HiRT: Enhancing Robotic Control with Hierarchical Robot Transformers

Jianke Zhang,Yanjiang Guo,Xiaoyu Chen,Yen-Jen Wang,Yucheng Hu,Chengming Shi,Jianyu Chen
2024-10-21
Abstract:Large Vision-Language-Action (VLA) models, leveraging powerful pre trained Vision-Language Models (VLMs) backends, have shown promise in robotic control due to their impressive generalization ability. However, the success comes at a cost. Their reliance on VLM backends with billions of parameters leads to high computational costs and inference latency, limiting the testing scenarios to mainly quasi-static tasks and hindering performance in dynamic tasks requiring rapid interactions. To address these limitations, this paper proposes HiRT, a Hierarchical Robot Transformer framework that enables flexible frequency and performance trade-off. HiRT keeps VLMs running at low frequencies to capture temporarily invariant features while enabling real-time interaction through a high-frequency vision-based policy guided by the slowly updated features. Experiment results in both simulation and real-world settings demonstrate significant improvements over baseline methods. Empirically, in static tasks, we double the control frequency and achieve comparable success rates. Additionally, on novel real-world dynamic ma nipulation tasks which are challenging for previous VLA models, HiRT improves the success rate from 48% to 75%.

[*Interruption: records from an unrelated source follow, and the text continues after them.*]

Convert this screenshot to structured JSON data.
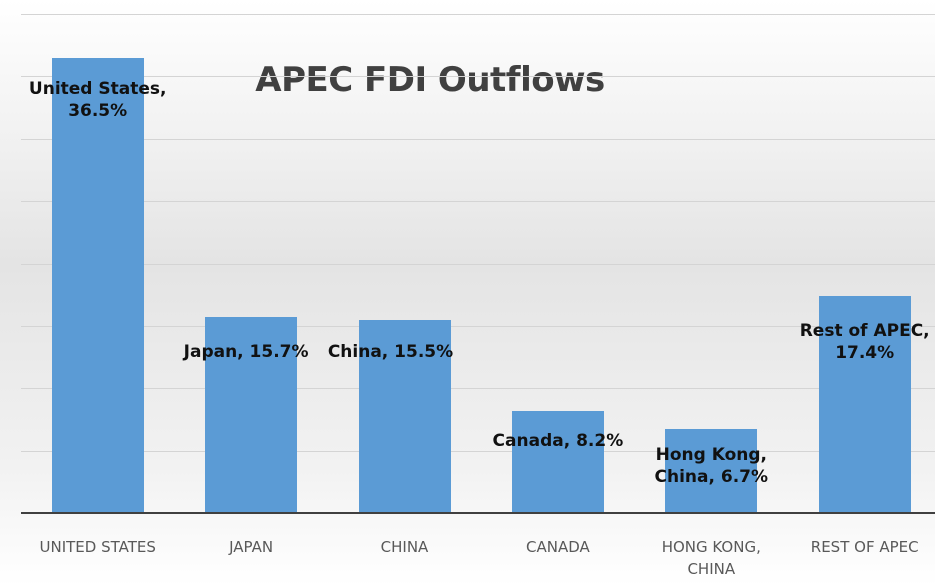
{
  "chart_data": {
    "type": "bar",
    "title": "APEC FDI Outflows",
    "categories": [
      "UNITED STATES",
      "JAPAN",
      "CHINA",
      "CANADA",
      "HONG KONG, CHINA",
      "REST OF APEC"
    ],
    "values": [
      36.5,
      15.7,
      15.5,
      8.2,
      6.7,
      17.4
    ],
    "value_labels": [
      "United States, 36.5%",
      "Japan, 15.7%",
      "China, 15.5%",
      "Canada, 8.2%",
      "Hong Kong, China, 6.7%",
      "Rest of APEC, 17.4%"
    ],
    "color": "#5b9bd5",
    "ylim": [
      0,
      40
    ],
    "yticks": [
      0,
      5,
      10,
      15,
      20,
      25,
      30,
      35,
      40
    ],
    "grid": true
  }
}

Computer Vision and Pattern Recognition,Artificial Intelligence,Robotics
What problem does this paper attempt to address?

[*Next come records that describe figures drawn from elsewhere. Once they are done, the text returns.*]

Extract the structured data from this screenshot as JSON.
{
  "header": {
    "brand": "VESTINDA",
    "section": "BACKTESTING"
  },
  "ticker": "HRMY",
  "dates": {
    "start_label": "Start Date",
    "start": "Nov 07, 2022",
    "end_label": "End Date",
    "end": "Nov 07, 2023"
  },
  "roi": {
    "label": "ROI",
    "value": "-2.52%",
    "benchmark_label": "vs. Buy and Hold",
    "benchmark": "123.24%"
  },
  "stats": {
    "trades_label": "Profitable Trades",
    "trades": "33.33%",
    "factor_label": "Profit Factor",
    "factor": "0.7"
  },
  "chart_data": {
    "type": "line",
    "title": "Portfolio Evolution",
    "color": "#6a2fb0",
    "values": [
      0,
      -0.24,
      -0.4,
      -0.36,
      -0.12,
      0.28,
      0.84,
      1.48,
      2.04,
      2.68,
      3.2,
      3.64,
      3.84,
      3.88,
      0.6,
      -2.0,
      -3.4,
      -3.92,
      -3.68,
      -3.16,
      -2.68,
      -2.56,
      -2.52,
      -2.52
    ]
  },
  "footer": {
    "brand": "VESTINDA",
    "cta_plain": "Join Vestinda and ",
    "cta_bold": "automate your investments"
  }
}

The problem that this paper attempts to solve is: **How to reduce the computational cost and inference latency of large Vision - Language - Action (VLA) models in robot control while maintaining high performance**. Specifically: 1. **High computational cost and inference latency issues**: - Large VLA models rely on pre - trained Vision - Language Models (VLM) with billions of parameters, which leads to high computational cost and inference latency. - Inference latency makes the robot's actions slow, prolongs the task completion time, and affects performance and safety in dynamic tasks (such as manipulating fast - moving objects). 2. **Control frequency limitations**: - Due to the heavy computational burden, existing VLA models can usually only handle quasi - static tasks when deployed and have difficulty dealing with dynamic tasks that require rapid interaction. - These models perform poorly in complex and changeable environments, especially in tasks that require quick responses. To solve these problems, the paper proposes HiRT (Hierarchical Robot Transformers), a hierarchical robot Transformer framework. HiRT solves the above problems in the following ways: - **Hierarchical strategy**: HiRT utilizes a hierarchical strategy, running VLM at a low frequency to capture temporally invariant features while performing real - time interaction through a high - frequency visual strategy. This design allows the system to significantly improve the inference speed while maintaining high performance. - **Inspired by dual - process theory**: Inspired by the dual - process theory of human cognition, HiRT combines "System 1" with fast, intuitive responses and "System 2" with slow, analytical planning. Among them, "System 2" is responsible for extracting high - level, slowly changing information, while "System 1" quickly responds to environmental changes through a lightweight model. Through these improvements, HiRT achieves a higher control frequency and similar success rate in static tasks and significantly improves the success rate in dynamic tasks. Experimental results show that in static tasks, HiRT doubles the control frequency and maintains a comparable success rate; in new real - world dynamic manipulation tasks, the success rate reaches 75%, which is a significant improvement compared to previous VLA models.